Essentials: Control Sugar Cravings & Metabolism with Science-Based Tools

In this episode of Huberman Lab Essentials, Andrew Huberman, a professor of neurobiology at Stanford, breaks down how the nervous system regulates sugar intake and cravings. He begins with a foundational overview of hunger hormones: ghrelin rises the longer one goes without eating and signals hunger via the arcuate nucleus of the hypothalamus, then falls after eating. When food is consumed, blood glucose rises and insulin is released from the pancreas to regulate it. Neurons — both in the brain and body — rely heavily on glucose as their preferred metabolic fuel, which is why both physical exertion and intense cognitive effort increase glucose demand.

Huberman then distinguishes between glucose and fructose. While glucose directly fuels neurons, fructose cannot cross the blood-brain barrier and must first be converted to glucose in the liver. Critically, fructose suppresses hormones and peptides that normally inhibit ghrelin, meaning fructose consumption can increase hunger independent of caloric intake. High fructose corn syrup, which contains 50% or more fructose, is singled out as particularly problematic compared to the low fructose concentrations (1–10%) found in whole fruit.

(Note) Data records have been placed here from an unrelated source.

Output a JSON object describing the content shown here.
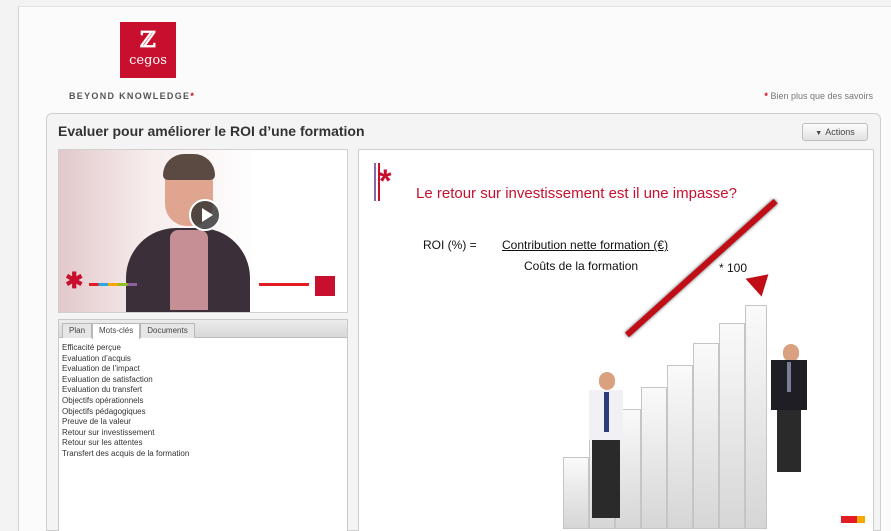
{
  "brand": {
    "logo_mark": "ℤ",
    "logo_text": "cegos",
    "tagline": "BEYOND KNOWLEDGE",
    "tagline_star": "*",
    "slogan_star": "*",
    "slogan": "Bien plus que des savoirs",
    "colors": {
      "red": "#c8102e",
      "purple": "#8a68a6"
    }
  },
  "course": {
    "title": "Evaluer pour améliorer le ROI d’une formation",
    "actions_label": "Actions"
  },
  "video": {
    "play_icon": "play-icon"
  },
  "tabs": [
    {
      "label": "Plan",
      "active": false
    },
    {
      "label": "Mots-clés",
      "active": true
    },
    {
      "label": "Documents",
      "active": false
    }
  ],
  "keywords": [
    "Efficacité perçue",
    "Evaluation d’acquis",
    "Evaluation de l’impact",
    "Evaluation de satisfaction",
    "Evaluation du transfert",
    "Objectifs opérationnels",
    "Objectifs pédagogiques",
    "Preuve de la valeur",
    "Retour sur investissement",
    "Retour sur les attentes",
    "Transfert des acquis de la formation"
  ],
  "slide": {
    "asterisk": "*",
    "heading": "Le retour sur investissement est il une impasse?",
    "roi_label": "ROI (%) =",
    "roi_numerator": "Contribution nette formation (€)",
    "roi_denominator": "Coûts de la formation",
    "roi_multiplier": "* 100"
  }
}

The episode then explores why sugar is so compelling neurologically. Huberman describes two hardwired, parallel brain pathways driving sugar-seeking behavior. The first is the conscious taste pathway: sweet taste perception triggers dopamine release in the mesolimbic reward system, which motivates continued seeking of sweet foods and produces a desire for 'more' rather than satiety. The second is the post-ingestive pathway: neuropod cells lining the gut — discovered by Dr. Diego Borges at Duke University — detect sugar and send signals via the vagus nerve to the nodose ganglion and then to the nucleus of the solitary tract, ultimately triggering dopamine release independent of taste. This explains why 'hidden sugars' in savory processed foods can drive cravings even when no sweetness is perceived.

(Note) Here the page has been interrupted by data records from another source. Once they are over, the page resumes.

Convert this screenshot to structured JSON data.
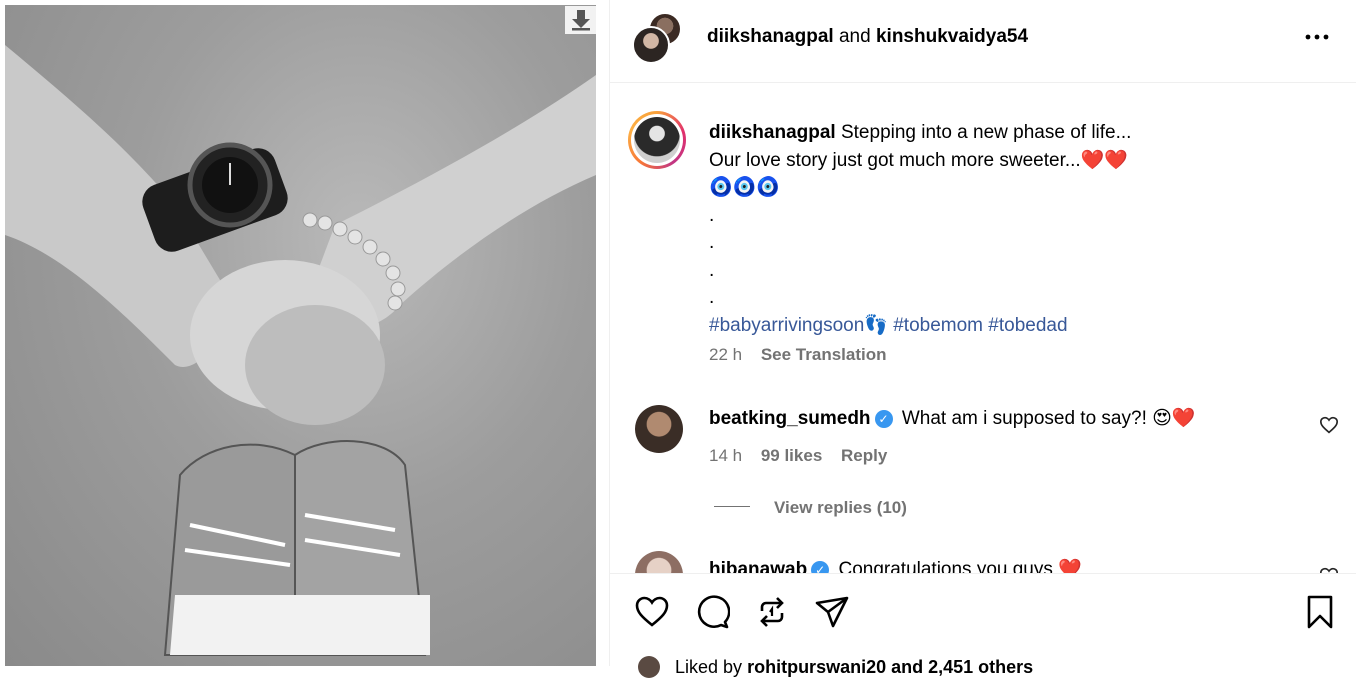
{
  "header": {
    "user1": "diikshanagpal",
    "joiner": "and",
    "user2": "kinshukvaidya54",
    "more_label": "•••"
  },
  "caption": {
    "username": "diikshanagpal",
    "line1": "Stepping into a new phase of life...",
    "line2": "Our love story just got much more sweeter...",
    "line2_emoji": "❤️❤️",
    "evil_eyes": "🧿🧿🧿",
    "dots": [
      ".",
      ".",
      ".",
      "."
    ],
    "hashtag1": "#babyarrivingsoon",
    "feet_emoji": "👣",
    "hashtag2": "#tobemom",
    "hashtag3": "#tobedad",
    "time": "22 h",
    "see_translation": "See Translation"
  },
  "comments": [
    {
      "username": "beatking_sumedh",
      "text": "What am i supposed to say?!",
      "emoji": "😍❤️",
      "time": "14 h",
      "likes": "99 likes",
      "reply": "Reply",
      "view_replies": "View replies (10)"
    },
    {
      "username": "hibanawab",
      "text": "Congratulations you guys",
      "emoji": "❤️"
    }
  ],
  "liked_by": {
    "prefix": "Liked by",
    "user": "rohitpurswani20",
    "suffix": "and 2,451 others"
  },
  "icons": {
    "download": "download-arrow-icon",
    "like": "heart-icon",
    "comment": "comment-icon",
    "share": "repost-icon",
    "send": "send-icon",
    "save": "bookmark-icon"
  }
}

To regulate these pathways, Huberman discusses the glycemic index as a practical framework, noting that ingesting fiber or fat alongside carbohydrates blunts the glycemic response and thereby reduces the dopamine signal. He recommends combining sweet foods with fiber-rich foods to slow blood glucose elevation and dampen cravings. He also discusses glutamine supplementation (around 5 grams spread across the day) as a potential craving-reducer, since gut neuropod cells respond to amino acids similarly to sugar — potentially satisfying the post-ingestive pathway without glucose. He cautions against glutamine for those with cancer.

Huberman reviews several tools for blunting blood glucose spikes: lemon or lime juice (a tablespoon or two before or during meals) can reduce the glycemic response both through gut mechanisms and by altering the brain's neural response to sweet taste via sour taste receptors, citing the work of Charles Zucker at Columbia. Cinnamon can slow gastric emptying and lower glycemic index, though intake should be limited to about one teaspoon daily due to coumarin toxicity. Berberine is described as a potent glucose-lowering compound, but Huberman warns it can cause hypoglycemia if taken on an empty stomach and should only be used under medical supervision.

Finally, Huberman highlights sleep as an underappreciated regulator of sugar metabolism and cravings. Citing a study published in a Cell Press journal, he explains that different sleep stages are associated with distinct metabolic signatures — including fat and sugar metabolism — measured via breath metabolites every 10 seconds throughout the night. Sleep deprivation is linked to increased appetite for sugary foods, and consistent, high-quality sleep is argued to be essential for regulating both appetite and metabolic function.